Happy, excited or sad: MIT researchers develop machine that can detect your emotions

The EQ-Radio would use one of two methods to predict that subject’s feelings.

Happy, excited or sad: MIT researchers develop machine that can detect your emotions
MIT researchers have made a machine that can read your feelings through radio waves.

Machines can now tell how you feel, even if you put on your best poker face. Researchers at MIT’s Computer Science and Artificial Intelligence Lab (CSAIL) have found a way to detect human emotions purely through radio signals. Using a device called the EQ-Radio, which emits and captures reflected radio frequency (RF) waves, the researchers bounced waves off subjects to measure their breathing patterns and heart rates.

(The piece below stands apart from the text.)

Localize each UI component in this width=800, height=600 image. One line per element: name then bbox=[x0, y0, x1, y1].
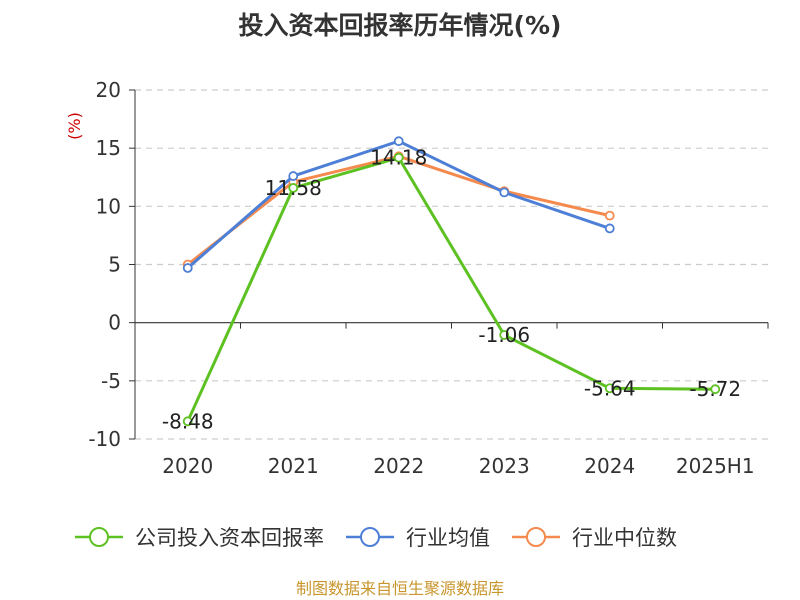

That data was then run through an algorithm programmed to match physical factors with various emotional signifiers, which then categorised the person’s emotion as one of four states: sadness, anger, pleasure and joy.

The MIT team took 12 participants and instructed the subjects to recall a personal experience that made them feel a certain emotion. That established a 'ground truth', or an emotion that the researchers could test to see if the machine would catch it.

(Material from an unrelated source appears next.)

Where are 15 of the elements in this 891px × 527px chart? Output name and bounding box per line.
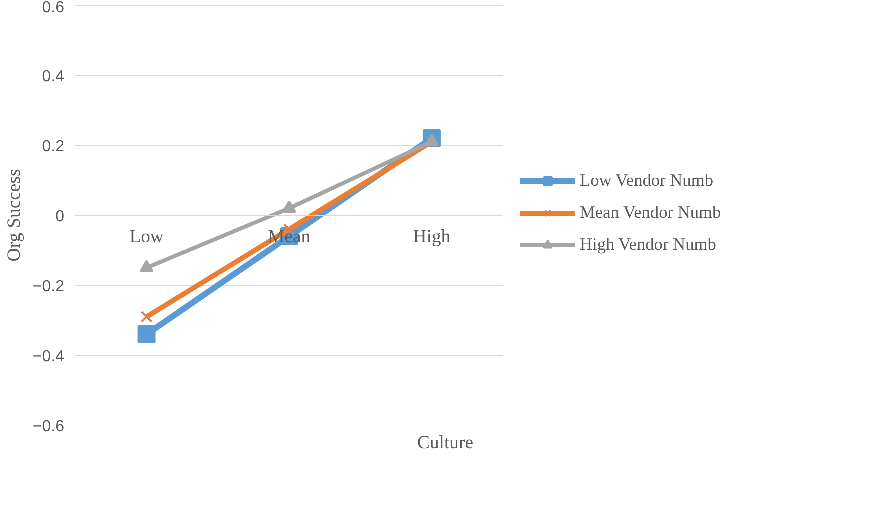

The EQ-Radio would use one of two methods to predict that subject’s feelings: It could either use that person’s ‘ground truth’ as a baseline for future predictions, or use the baselines gathered from the other 11 participants’ reported emotions. Each subject then recalled different experiences that triggered each of the four emotions the machine could detect, and the device measured heart and breathing rates in twominute sequences for each emotion.

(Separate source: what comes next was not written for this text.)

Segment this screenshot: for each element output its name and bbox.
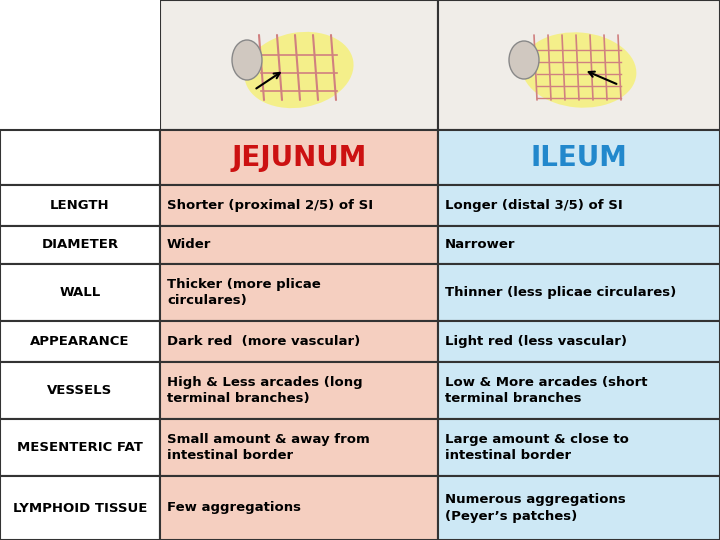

The device’s predictions were startlingly accurate, especially when the EQ-Radio based its predictions on one person’s baseline. In that case, the machine’s emotional predictions were correct 87 per cent of the time. When the machine based its predictions on other people’s emotions, they were 72 per cent accurate. Researchers also found that heart rates, rather than breathing rates, were the bigger indicator of a person’s emotional state.